There are a number of steps to take when deciding on a suitable journal outlet for your work, just as there are a number of checks to make when assessing whether a journal is predatory. Our top tips for figuring out which journals are predatory are:
- Have you researched journal APCs? You should be publishing your work in journals that actually do perform peer review. The average APC industry-wide is $1,500. Have you been approached by a journal with a much higher or much lower APC than this figure? If so, it may be worth double-checking they are not predatory.
- Does the journal contain reputable content? Journals should be regularly publishing papers in your field and, even better, papers published in the journal should be cited in other publications.
- Is the journal website reputable? There are a few ways you can check this. The easiest is to look at the editorial board: do you recognise any names? If you are unsure, it could be worth sending a few emails since some predatory journals have been known to add the names and emails of well-known scientists to their boards without asking first.
- Have you ever heard of any members of this journal’s editorial board? Or, perhaps more tellingly, does it even have an editorial board? Any reputable journal must have an editorial board to handle submissions and make decisions about papers, as well as to steer the thematic direction and scope of the outlet. Do check the editorial board of the journal you are looking at and maybe send a few quick emails to some members. It’s always a very good idea to make so-called presubmission enquiries about your papers before submitting them as this saves everyone time and energy (you and the journal).
- Is the journal regularly publishing content? Take a look at how many issues it produces. Moreover, generally speaking you’d want to avoid journals that are not listed in international databases such as ISI, Web of Science, PubMed or Scopus. These are good places to start when assessing the reliability of a journal.
- Does this journal have an impact factor? It’s always better to try to get your work published in journals with impact factors, if possible. At Charlesworth, we recommend making a list of journals in your field that you’d like to see your work published in, and then ranking this list from top to bottom by impact factor.
- And our top tip for avoiding predators: Have you used Think, Check, Submit?
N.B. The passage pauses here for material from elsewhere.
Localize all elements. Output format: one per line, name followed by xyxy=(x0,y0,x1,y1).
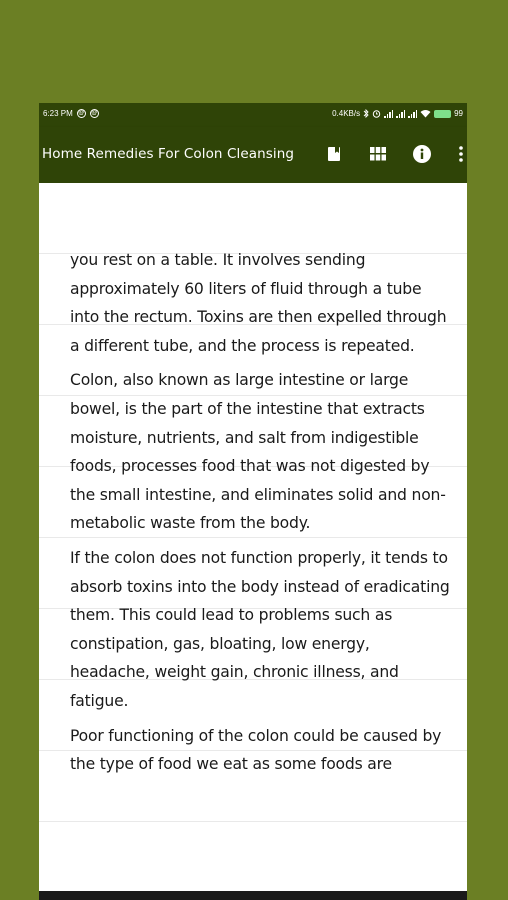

Think, Check, Submit ‘helps researchers identify trusted journals for their research’ using ‘a range of tools and practical resources’. It is an international, cross-sector initiative that ‘aims to educate researchers, promote integrity, and build trust in credible research and publications.’
There are so many journals out there all competing for your business as an academic researcher, you owe it to yourself to put the time in and check that your candidate journal is reputable, above-board and real.